United States v. Joel Blanford
This text of 467 F. App'x 624 (United States v. Joel Blanford) is published on Counsel Stack Legal Research, covering Court of Appeals for the Ninth Circuit primary law. Counsel Stack provides free access to over 12 million legal documents including statutes, case law, regulations, and constitutions.
Opinions
MEMORANDUM
Plaintiff-Appellant United States of America appeals the district court’s grant of Defendant-Appellee Joel Blanford’s motion to suppress statements he made during an in-home interview with federal agents. Because the parties are familiar with the factual and procedural history of this case, we repeat only those facts necessary to resolve the issues raised on appeal. We have jurisdiction pursuant to 18 U.S.C. § 3731. Reviewing de novo the district court’s decision to suppress statements under Miranda v. Arizona, 384 U.S. 436, 86 S.Ct. 1602, 16 L.Ed.2d 694 (1966), and reviewing for clear error the district court’s underlying factual findings, we affirm. See United States v. Brobst, 558 F.3d 982, 995 (9th Cir.2009).
Blanford was in custody for Miranda purposes during his in-home interview because a reasonable person “would ‘have felt he or she was not at liberty to terminate the interrogation and leave.’ ” United States v. Craighead, 539 F.3d 1073, 1082 (9th Cir.2008) (quoting Thompson v. Keohane, 516 U.S. 99, 112, 116 S.Ct. 457, 133 L.Ed.2d 383 (1995)). Although Blanford invited the agents into his home, we hold that, in light of the totality of the circumstances, the interview was custodial. Blanford was isolated during the interview, which lasted forty-five minutes. The agents were armed with guns, advised him not to have a lawyer present, and confronted him with substantial evidence of his guilt for fraud and not telling the truth, to stop him from terminating the interview or leaving. Moreover, the agents outnumbered Blanford and restrained Blanford by threatening him with criminal charges if he did not cooperate and answer their questions after showing him evidence strongly suggesting his guilt. Blanford answered the agents’ questions when he was alone, and the agents never informed him that he was free to leave or terminate the interview.
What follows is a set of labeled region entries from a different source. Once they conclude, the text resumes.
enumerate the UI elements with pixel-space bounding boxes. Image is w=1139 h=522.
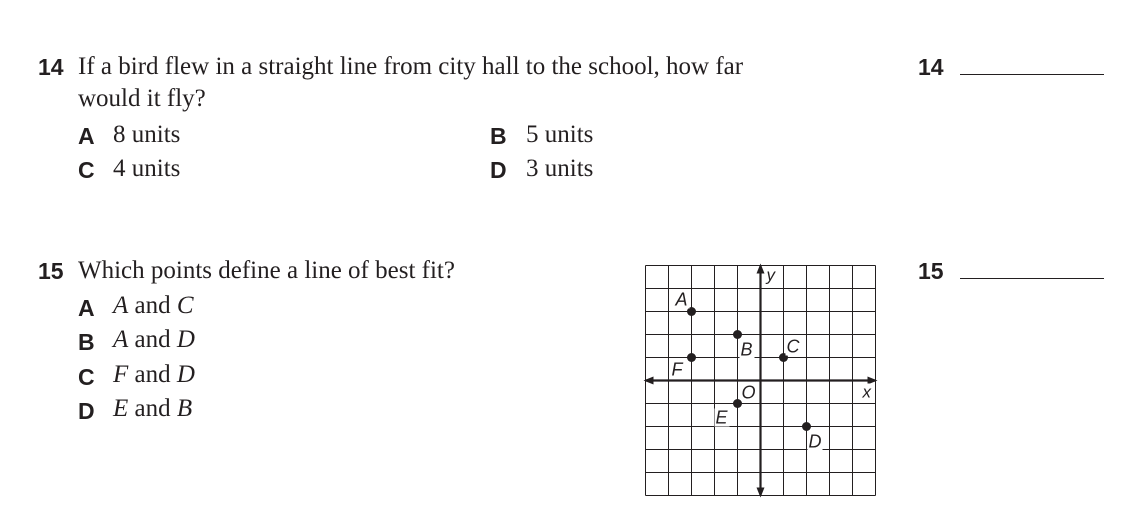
q15-option-d-point2: B	[176, 395, 193, 422]
question-14-number: 14	[38, 54, 64, 80]
point-f-dot	[687, 353, 696, 362]
q15-option-b-point2: D	[176, 326, 195, 353]
answer-15-number: 15	[918, 258, 944, 284]
q15-option-b-and: and	[134, 326, 171, 353]
q14-option-c-letter: C	[78, 157, 95, 183]
q15-option-a-and: and	[134, 292, 171, 319]
q14-option-c-text: 4 units	[113, 155, 181, 182]
q15-option-a-point2: C	[176, 292, 194, 319]
answer-14-number: 14	[918, 54, 944, 80]
origin-label: O	[741, 382, 756, 403]
y-axis-label: y	[766, 265, 775, 285]
question-14-prompt-line2: would it fly?	[78, 85, 206, 112]
q14-option-a-letter: A	[78, 123, 95, 149]
q14-option-d-letter: D	[490, 157, 507, 183]
q15-option-d-and: and	[134, 395, 171, 422]
q15-option-b-letter: B	[78, 329, 95, 355]
q14-option-a-text: 8 units	[113, 121, 181, 148]
question-14-prompt-line1: If a bird flew in a straight line from city hall to the school, how far	[78, 53, 744, 80]
q15-option-c-point1: F	[113, 361, 129, 388]
q15-option-a-letter: A	[78, 295, 95, 321]
point-b-dot	[733, 330, 742, 339]
q15-option-d-point1: E	[113, 395, 129, 422]
q15-option-c-point2: D	[176, 361, 195, 388]
point-c-label: C	[786, 336, 800, 357]
q14-option-d-text: 3 units	[526, 155, 594, 182]
q15-option-a-point1: A	[113, 292, 129, 319]
q15-option-d-letter: D	[78, 398, 95, 424]
q15-option-b-point1: A	[113, 326, 129, 353]
x-axis-label: x	[862, 382, 871, 402]
graph-points	[671, 290, 823, 452]
point-f-label: F	[671, 359, 683, 380]
point-a-label: A	[675, 289, 688, 310]
point-d-label: D	[808, 431, 822, 452]
q14-option-b-letter: B	[490, 123, 507, 149]
point-e-dot	[733, 399, 742, 408]
q14-option-b-text: 5 units	[526, 121, 594, 148]
question-15-number: 15	[38, 258, 64, 284]
question-15-prompt: Which points define a line of best fit?	[78, 257, 455, 284]
q15-option-c-and: and	[134, 361, 171, 388]
point-b-label: B	[740, 339, 753, 360]
point-e-label: E	[715, 407, 728, 428]
q15-option-c-letter: C	[78, 364, 95, 390]
point-d-dot	[802, 422, 811, 431]
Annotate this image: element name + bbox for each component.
Under these circumstances, the balance of the relevant factors suggests that Blanford was in custody. See Brobst, 558 F.3d at 995; Craighead, 539 F.3d at 1084. The circumstances of his interview created a police-dominated atmosphere. See Craighead, 539 F.3d at 1084.
[626]*626Because Blanford was in custody during his in-home interview, and the agents did not give him Miranda warnings before questioning him, the agents violated Miranda. See Stansbury v. California, 511 U.S. 318, 322, 114 S.Ct. 1526, 128 L.Ed.2d 293 (1994) (per curiam). Thus, we affirm the district court’s suppression of Blanford’s statements. See id.
AFFIRMED.
This disposition is not appropriate for publication and is not precedent except as provided by Ninth Circuit Rule 36-3.